Die Stärke der künstlichen Intelligenz ist gleichzeitig ihr Pferdefuß: KI-Tools sind darauf trainiert, Muster zu erkennen. Man müsse ihr also beibringen, in der Masse nicht Gleiches zu finden, sondern »den statistischen Ausreißer, die Exzellenz«, meint Philipp Wissgott, CEO des Wiener Unternehmen danube.ai. Gemeinsam mit devjobs, einem Karriereportal für IT-Talente, entwickelte das Start-up treffsichere KI-Algorithmen. Statt zu versuchen, die Stellenangebote oder die Bewerber*innen zu kategorisieren, wird für jeden einzelnen Jobsuchenden eine eigene Kategorie berechnet, die KI schlägt dann gezielt geeignete Stellen vor.

Die größten Talente oder die am besten ins Team passenden Personen sind bekanntlich oft nicht gerade jene Bewerber*innen, die einen makellosen Lebenslauf vorzuweisen haben.
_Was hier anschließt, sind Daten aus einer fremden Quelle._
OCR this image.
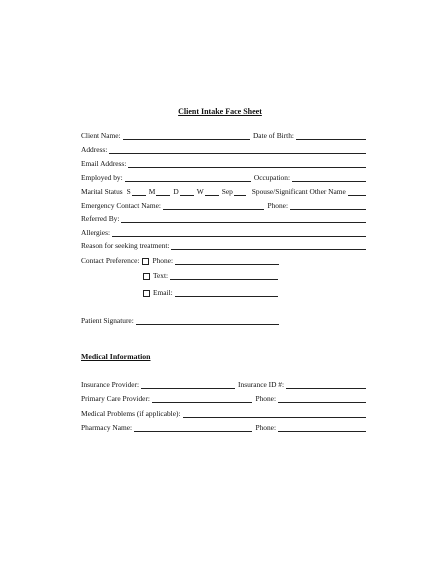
Client Intake Face Sheet
Client Name:	Date of Birth:
Address:
Email Address:
Employed by:	Occupation:
Marital Status S M D W Sep	Spouse/Significant Other Name
Emergency Contact Name:	Phone:
Referred By:
Allergies:
Reason for seeking treatment:
Contact Preference: Phone:
Text:
Email:
Patient Signature:
Medical Information
Insurance Provider:	Insurance ID #:
Primary Care Provider:	Phone:
Medical Problems (if applicable):
Pharmacy Name:	Phone:
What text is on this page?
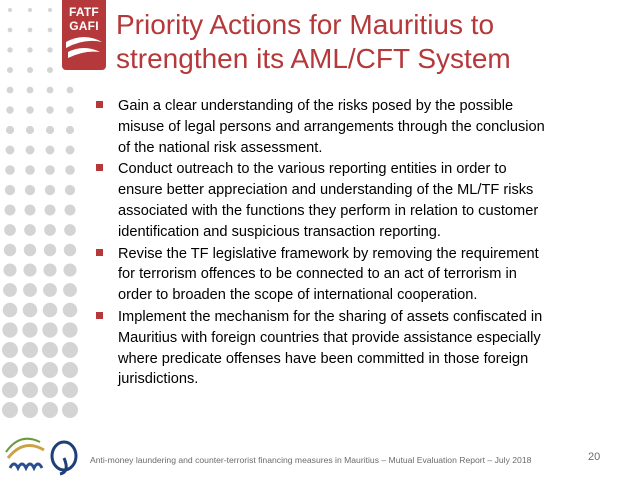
FATF
GAFI Priority Actions for Mauritius to
strengthen its AML/CFT System
Gain a clear understanding of the risks posed by the possible
misuse of legal persons and arrangements through the conclusion
of the national risk assessment.
Conduct outreach to the various reporting entities in order to
ensure better appreciation and understanding of the ML/TF risks
associated with the functions they perform in relation to customer
identification and suspicious transaction reporting.
Revise the TF legislative framework by removing the requirement
for terrorism offences to be connected to an act of terrorism in
order to broaden the scope of international cooperation.
Implement the mechanism for the sharing of assets confiscated in
Mauritius with foreign countries that provide assistance especially
where predicate offenses have been committed in those foreign
jurisdictions.
Anti-money laundering and counter-terrorist financing measures in Mauritius – Mutual Evaluation Report – July 2018	20
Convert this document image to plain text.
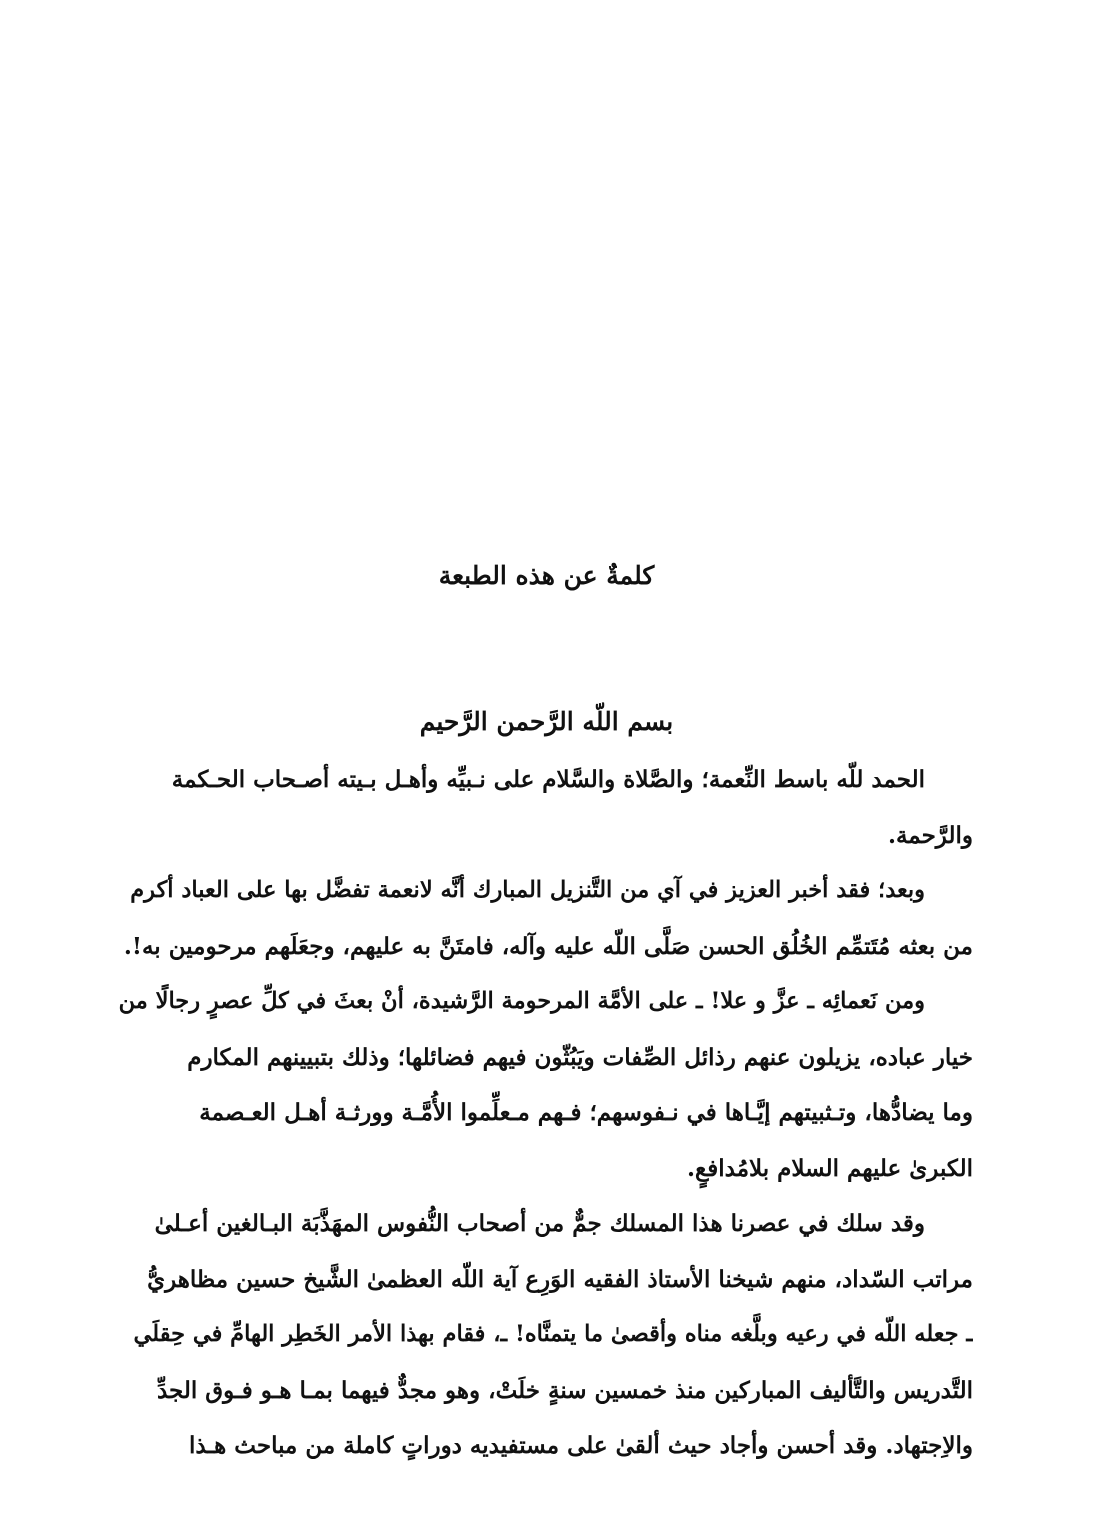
كلمةٌ عن هذه الطبعة
بسم اللّه الرَّحمن الرَّحيم

الحمد للّه باسط النِّعمة؛ والصَّلاة والسَّلام على نـبيِّه وأهـل بـيته أصـحاب الحـكمة
والرَّحمة.

وبعد؛ فقد أخبر العزيز في آي من التَّنزيل المبارك أنَّه لانعمة تفضَّل بها على العباد أكرم
من بعثه مُتَتمِّم الخُلُق الحسن صَلَّى اللّه عليه وآله، فامتَنَّ به عليهم، وجعَلَهم مرحومين به!.

ومن نَعمائِه ـ عزَّ و علا! ـ على الأمَّة المرحومة الرَّشيدة، أنْ بعثَ في كلِّ عصرٍ رجالًا من
خيار عباده، يزيلون عنهم رذائل الصِّفات ويَبُثّون فيهم فضائلها؛ وذلك بتبيينهم المكارم
وما يضادُّها، وتـثبيتهم إيَّـاها في نـفوسهم؛ فـهم مـعلِّموا الأُمَّـة وورثـة أهـل العـصمة
الكبرىٰ عليهم السلام بلامُدافعٍ.

وقد سلك في عصرنا هذا المسلك جمٌّ من أصحاب النُّفوس المهَذَّبَة البـالغين أعـلىٰ
مراتب السّداد، منهم شيخنا الأستاذ الفقيه الوَرِع آية اللّه العظمىٰ الشَّيخ حسين مظاهريُّ
ـ جعله اللّه في رعيه وبلَّغه مناه وأقصىٰ ما يتمنَّاه! ـ، فقام بهذا الأمر الخَطِر الهامِّ في حِقلَي
التَّدريس والتَّأليف المباركين منذ خمسين سنةٍ خلَتْ، وهو مجدٌّ فيهما بمـا هـو فـوق الجدِّ
والاِجتهاد. وقد أحسن وأجاد حيث ألقىٰ على مستفيديه دوراتٍ كاملة من مباحث هـذا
Die Grenzen der KI zeigen sich auch immer dann, wenn sie Gefühle anhand von Gesichtsausdrücken deuten und einordnen soll. Nicht zuletzt aufgrund eklatanter Fehlentscheidungen verbietet der AI-Act auch die KI-Erkennung menschlicher Emotionen, z. B. bei einem Video-Jobinterview.